Прекрасные глаза Вероники Степановны полны нескрываемого удивления.
– Да ты, дочь, в своем ли уме?
– Абсолютно в своем.
– Ты только погляди на нее, – обращается ко мне Вероника Степановна, – она хочет, чтобы я сошлась с ее отцом, с которым мы разошлись пятнадцать или шестнадцать лет тому назад. И где он, отец-то?
– Скоро приедет, – отвечает Наташа. – На той неделе я его жду.
– А он писал тебе?
– Само собой. Ты же знаешь, мы с ним переписываемся.
– Дурочка, у него же, наверно, давным-давно другая семья, он и думать о нас с тобой позабыл.
– Вот и неправда, – горячо возражает Наташа. – Очень даже думает. Он же мне вот такие письма пишет…
– Хорошо, о тебе он думает, а я-то при чем?
– По-моему, он и о тебе думает. В последнем письме пишет: «Как мама? Неужели еще не ушла на пенсию?»
– А вот и не ушла! – неожиданно взрывается Вероника Степановна. – И назло ему никогда не уйду!
– И не надо, пожалуйста, сделай одолжение, назло всему свету отморозь собственные уши, – спокойно отвечает Наташа.
Возбуждение Вероники Степановны внезапно гаснет, и она снова начинает, как бы отвечая самой себе:
– Нет, ничего у нас не получится, мы не можем спустя столько лет опять жить вместе. А если тебе скучно со мною вдвоем, заведи собаку.
– Собаку? – повторяет Наташа и оборачивается ко мне. – Когда я училась в третьем классе, мне очень хотелось иметь собаку, а мама говорила: «Подожди, когда перейдешь в четвертый класс», потом я перешла в четвертый класс, у нас тогда жил дядя Сеня, он не выносил собак, потом уже в седьмом классе, когда дядя Сеня исчез, мама говорит: «Нельзя, в седьмом классе очень трудно учиться», а когда я стала десятиклассницей, то надо было готовиться в институт, не до собаки было.
– Теперь я хочу собаку, – говорит Вероника Степановна.

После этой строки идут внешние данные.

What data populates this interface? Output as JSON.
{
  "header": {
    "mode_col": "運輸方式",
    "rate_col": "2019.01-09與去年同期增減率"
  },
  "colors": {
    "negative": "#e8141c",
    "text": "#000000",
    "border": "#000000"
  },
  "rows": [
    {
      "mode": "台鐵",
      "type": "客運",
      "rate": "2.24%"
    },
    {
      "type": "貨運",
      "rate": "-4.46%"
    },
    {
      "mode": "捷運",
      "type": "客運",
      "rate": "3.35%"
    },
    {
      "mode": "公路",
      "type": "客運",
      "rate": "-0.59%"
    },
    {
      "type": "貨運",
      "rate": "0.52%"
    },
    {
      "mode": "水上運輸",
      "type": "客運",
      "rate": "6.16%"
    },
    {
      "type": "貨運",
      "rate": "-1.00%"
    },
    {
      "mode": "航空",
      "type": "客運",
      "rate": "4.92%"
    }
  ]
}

– А кто с ней гулять будет? Все на меня ляжет, мать, и кормить собаку, и гулять с нею, ты же вечно занята, то репетиции, то гастроли, то выездной спектакль…

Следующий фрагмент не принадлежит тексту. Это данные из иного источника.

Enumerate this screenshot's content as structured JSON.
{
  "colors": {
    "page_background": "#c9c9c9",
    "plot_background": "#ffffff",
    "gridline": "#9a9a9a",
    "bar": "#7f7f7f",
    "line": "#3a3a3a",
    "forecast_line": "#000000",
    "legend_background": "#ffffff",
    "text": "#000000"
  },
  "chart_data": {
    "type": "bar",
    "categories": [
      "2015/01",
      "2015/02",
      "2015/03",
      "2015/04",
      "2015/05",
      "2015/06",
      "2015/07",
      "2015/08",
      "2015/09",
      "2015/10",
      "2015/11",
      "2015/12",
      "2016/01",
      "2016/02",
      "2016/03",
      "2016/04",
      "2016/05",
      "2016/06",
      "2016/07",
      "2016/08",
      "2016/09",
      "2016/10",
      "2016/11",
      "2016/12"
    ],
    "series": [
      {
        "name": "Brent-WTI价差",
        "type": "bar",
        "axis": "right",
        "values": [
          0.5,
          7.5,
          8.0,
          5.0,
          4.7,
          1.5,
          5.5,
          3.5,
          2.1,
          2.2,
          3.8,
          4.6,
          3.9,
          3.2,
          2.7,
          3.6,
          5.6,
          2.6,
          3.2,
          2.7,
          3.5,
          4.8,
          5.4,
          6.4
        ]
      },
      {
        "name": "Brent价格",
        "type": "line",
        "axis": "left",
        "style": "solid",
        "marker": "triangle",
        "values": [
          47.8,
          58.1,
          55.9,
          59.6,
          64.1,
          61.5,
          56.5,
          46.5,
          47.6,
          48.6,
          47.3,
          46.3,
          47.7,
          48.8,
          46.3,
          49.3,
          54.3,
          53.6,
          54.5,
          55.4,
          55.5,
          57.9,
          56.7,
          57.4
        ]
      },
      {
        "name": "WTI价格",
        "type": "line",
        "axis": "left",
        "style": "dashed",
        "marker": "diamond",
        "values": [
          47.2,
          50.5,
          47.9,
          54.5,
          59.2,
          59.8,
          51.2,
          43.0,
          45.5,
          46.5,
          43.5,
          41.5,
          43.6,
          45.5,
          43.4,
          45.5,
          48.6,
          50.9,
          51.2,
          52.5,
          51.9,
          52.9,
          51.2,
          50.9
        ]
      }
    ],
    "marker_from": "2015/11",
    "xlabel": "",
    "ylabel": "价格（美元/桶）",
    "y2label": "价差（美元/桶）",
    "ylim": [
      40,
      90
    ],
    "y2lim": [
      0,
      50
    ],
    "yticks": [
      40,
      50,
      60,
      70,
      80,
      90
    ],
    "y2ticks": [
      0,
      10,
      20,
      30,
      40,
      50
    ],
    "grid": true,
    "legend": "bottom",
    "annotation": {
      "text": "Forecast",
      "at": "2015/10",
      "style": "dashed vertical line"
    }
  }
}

– Я тебя клятвенно заверяю, – Вероника Степановна поднимает кверху правую руку, – буду гулять с собакой, только не с утра, а днем и вечером.
– Вот так, – Наташа насмешливо щурит глаза, – а если собаке необходимо погулять также и утром?
– Я не могу вставать чересчур рано.
– Хорошо, подождем, пока уйдешь на пенсию, тогда и возьмем собаку.
– А я не хочу на пенсию, – сердито возражает Вероника Степановна, – если хочешь, можешь сама идти на пенсию.
Не выдержав, смеется от души. И мы с Наташей тоже смеемся.
– Что с ней поделаешь? – спрашивает Наташа, провожая меня до входной двери, – большой ребенок, ты не находишь?
– Нахожу.
Почему-то так получается частенько, что самые наши задушевные разговоры происходят возле входной двери, когда мы прощаемся и все никак не можем расстаться.
– Вот еще одна забота, – говорит Наташа, – чего-то она у меня расклеилась, горло барахлит, ноги болят…
– Пойди с ней к врачу.
– Попробуй уговори ее. Боится, что доктор уложит в постель, даст больничный, а она все храбрится, утверждает, что от нее бегут все болезни, как черт от ладана.
Помедлив, Наташа говорит:
– Когда-никогда, а все равно Серж ее выживет.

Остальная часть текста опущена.